Comment from Trevor McKenzie
A lot of people may know this already, but for those that don’t, I’d like to add that Eddie was also a talented songwriter. I’ve attached a song he wrote called “Black Maria” which he recorded with Mountain Fling. The title refers to a wagon used to deliver miner’s bodies to the front porches of their homes in the coal camps after mining accidents. It is a dark, spooky, and powerful song that really shows off the skill Eddie had with words and music. The lyrics evoke scenes of families waiting on their porches and praying the wagon does not stop to visit them. It speaks to an experience that he understood from growing up over in the coalfields where that history was still pretty close.

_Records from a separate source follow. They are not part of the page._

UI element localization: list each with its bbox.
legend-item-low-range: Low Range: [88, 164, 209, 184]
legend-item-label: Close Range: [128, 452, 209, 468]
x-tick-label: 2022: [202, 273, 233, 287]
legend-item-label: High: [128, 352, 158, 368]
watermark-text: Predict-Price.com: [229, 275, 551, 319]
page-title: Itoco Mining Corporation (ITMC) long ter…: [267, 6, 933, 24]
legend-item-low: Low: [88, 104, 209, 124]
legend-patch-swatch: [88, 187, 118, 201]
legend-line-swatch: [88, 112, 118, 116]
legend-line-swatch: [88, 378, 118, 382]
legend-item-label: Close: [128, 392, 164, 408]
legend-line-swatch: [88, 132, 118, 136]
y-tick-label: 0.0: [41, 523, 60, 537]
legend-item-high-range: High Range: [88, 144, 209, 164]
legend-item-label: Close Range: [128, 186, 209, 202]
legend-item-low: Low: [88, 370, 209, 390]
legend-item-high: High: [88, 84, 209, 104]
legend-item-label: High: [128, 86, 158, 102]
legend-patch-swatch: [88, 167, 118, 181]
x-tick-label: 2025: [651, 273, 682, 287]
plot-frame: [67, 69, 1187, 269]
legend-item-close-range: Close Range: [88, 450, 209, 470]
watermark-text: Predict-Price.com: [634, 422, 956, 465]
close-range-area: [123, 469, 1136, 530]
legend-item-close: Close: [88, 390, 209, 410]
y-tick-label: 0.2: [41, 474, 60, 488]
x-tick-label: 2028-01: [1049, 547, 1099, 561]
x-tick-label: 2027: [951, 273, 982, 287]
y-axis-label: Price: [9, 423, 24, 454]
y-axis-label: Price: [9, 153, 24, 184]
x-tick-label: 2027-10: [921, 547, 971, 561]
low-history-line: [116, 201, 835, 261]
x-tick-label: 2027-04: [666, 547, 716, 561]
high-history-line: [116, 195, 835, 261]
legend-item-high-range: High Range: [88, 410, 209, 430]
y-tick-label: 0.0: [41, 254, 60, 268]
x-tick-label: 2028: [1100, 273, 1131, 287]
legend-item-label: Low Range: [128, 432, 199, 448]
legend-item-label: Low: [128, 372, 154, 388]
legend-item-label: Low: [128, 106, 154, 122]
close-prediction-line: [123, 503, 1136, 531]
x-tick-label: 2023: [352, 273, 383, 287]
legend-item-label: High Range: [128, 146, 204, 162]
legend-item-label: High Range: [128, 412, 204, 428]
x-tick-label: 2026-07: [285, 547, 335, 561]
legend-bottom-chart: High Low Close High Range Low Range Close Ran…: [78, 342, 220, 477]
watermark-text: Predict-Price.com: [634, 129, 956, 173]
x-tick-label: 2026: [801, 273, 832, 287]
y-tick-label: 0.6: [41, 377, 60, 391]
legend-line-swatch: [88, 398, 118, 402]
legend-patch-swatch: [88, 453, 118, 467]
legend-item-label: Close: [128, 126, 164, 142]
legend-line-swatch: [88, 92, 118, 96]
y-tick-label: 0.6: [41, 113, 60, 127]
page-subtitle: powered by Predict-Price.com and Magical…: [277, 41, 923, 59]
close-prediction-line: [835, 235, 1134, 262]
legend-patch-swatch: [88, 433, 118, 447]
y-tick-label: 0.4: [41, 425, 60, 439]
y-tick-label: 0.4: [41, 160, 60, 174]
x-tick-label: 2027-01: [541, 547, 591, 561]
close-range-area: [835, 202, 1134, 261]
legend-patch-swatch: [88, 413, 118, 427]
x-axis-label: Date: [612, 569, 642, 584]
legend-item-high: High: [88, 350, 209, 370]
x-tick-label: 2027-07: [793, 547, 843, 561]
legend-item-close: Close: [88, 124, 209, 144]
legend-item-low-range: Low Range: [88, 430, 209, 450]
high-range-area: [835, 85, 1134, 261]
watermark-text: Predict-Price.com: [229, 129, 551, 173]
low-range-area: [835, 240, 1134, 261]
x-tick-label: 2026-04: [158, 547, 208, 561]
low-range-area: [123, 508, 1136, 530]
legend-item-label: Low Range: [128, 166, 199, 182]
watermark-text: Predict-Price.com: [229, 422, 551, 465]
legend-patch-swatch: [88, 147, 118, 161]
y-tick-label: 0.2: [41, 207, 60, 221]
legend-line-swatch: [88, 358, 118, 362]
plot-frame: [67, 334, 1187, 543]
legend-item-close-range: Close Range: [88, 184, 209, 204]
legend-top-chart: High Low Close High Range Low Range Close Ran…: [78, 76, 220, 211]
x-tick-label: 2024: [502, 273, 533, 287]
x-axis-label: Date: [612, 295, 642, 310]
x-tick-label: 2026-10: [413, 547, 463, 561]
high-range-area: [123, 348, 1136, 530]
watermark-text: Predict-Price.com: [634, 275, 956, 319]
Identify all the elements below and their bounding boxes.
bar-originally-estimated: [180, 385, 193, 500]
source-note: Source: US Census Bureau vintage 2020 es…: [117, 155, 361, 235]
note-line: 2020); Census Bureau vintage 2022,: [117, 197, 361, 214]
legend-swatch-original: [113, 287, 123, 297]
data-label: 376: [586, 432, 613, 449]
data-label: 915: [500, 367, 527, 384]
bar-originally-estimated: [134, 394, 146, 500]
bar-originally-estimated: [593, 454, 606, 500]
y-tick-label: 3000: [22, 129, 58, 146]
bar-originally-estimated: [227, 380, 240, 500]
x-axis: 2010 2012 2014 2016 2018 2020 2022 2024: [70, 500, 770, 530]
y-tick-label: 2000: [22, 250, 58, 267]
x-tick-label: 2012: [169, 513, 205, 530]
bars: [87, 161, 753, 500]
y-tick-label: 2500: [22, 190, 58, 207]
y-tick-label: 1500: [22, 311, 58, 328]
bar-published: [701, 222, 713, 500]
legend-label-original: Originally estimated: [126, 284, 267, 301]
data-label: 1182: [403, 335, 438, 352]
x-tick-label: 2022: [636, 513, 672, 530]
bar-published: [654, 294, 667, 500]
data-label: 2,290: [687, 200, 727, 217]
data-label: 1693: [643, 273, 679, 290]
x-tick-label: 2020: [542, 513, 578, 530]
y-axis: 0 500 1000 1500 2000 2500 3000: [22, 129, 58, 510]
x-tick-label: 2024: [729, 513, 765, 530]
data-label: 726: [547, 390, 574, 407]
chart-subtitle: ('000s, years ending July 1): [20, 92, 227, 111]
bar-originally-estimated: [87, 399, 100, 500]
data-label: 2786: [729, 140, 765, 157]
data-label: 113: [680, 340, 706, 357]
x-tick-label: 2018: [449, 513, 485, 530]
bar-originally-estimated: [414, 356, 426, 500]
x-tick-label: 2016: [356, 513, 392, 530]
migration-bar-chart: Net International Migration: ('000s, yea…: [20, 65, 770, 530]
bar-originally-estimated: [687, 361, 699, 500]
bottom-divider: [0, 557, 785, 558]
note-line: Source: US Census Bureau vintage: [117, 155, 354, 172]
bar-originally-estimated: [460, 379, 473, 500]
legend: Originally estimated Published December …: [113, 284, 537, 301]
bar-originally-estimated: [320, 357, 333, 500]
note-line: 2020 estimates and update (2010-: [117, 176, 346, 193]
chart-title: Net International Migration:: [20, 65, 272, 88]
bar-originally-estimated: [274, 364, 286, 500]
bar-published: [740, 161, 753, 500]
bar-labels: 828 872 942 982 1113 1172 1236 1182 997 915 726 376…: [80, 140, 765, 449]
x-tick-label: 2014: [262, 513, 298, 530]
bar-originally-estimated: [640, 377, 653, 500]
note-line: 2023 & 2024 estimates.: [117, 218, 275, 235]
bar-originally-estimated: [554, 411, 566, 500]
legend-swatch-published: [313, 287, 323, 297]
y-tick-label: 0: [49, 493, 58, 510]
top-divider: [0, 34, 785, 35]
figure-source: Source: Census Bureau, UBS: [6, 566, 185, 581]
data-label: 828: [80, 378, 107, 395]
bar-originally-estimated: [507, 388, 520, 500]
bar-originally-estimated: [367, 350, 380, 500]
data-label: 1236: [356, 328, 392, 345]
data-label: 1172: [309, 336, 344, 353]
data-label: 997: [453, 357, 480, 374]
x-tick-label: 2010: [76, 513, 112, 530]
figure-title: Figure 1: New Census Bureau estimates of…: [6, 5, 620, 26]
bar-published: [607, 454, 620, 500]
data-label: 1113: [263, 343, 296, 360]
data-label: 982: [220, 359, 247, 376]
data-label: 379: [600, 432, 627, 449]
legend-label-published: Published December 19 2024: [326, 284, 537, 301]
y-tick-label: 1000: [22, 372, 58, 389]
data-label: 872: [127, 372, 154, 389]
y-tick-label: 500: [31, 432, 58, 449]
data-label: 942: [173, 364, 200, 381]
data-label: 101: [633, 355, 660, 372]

Going to miss having the opportunity to hang out and play music with Eddie. His harmonica could match fiddle tunes note-for-note which made for an awesome sound. He was also really encouraging of others’ creativity and learning music. Years ago at Mt. Airy he handed me an old fiddle repaired by Charlie Bird of Vinton, VA. I was just starting to “get serious” about fiddle playing at the time. After a couple of tunes, he told me to take the fiddle with me saying he thought it would help me along with music. I have never forgotten the thought behind that gift and keep that experience in mind when encouraging others who are getting into music.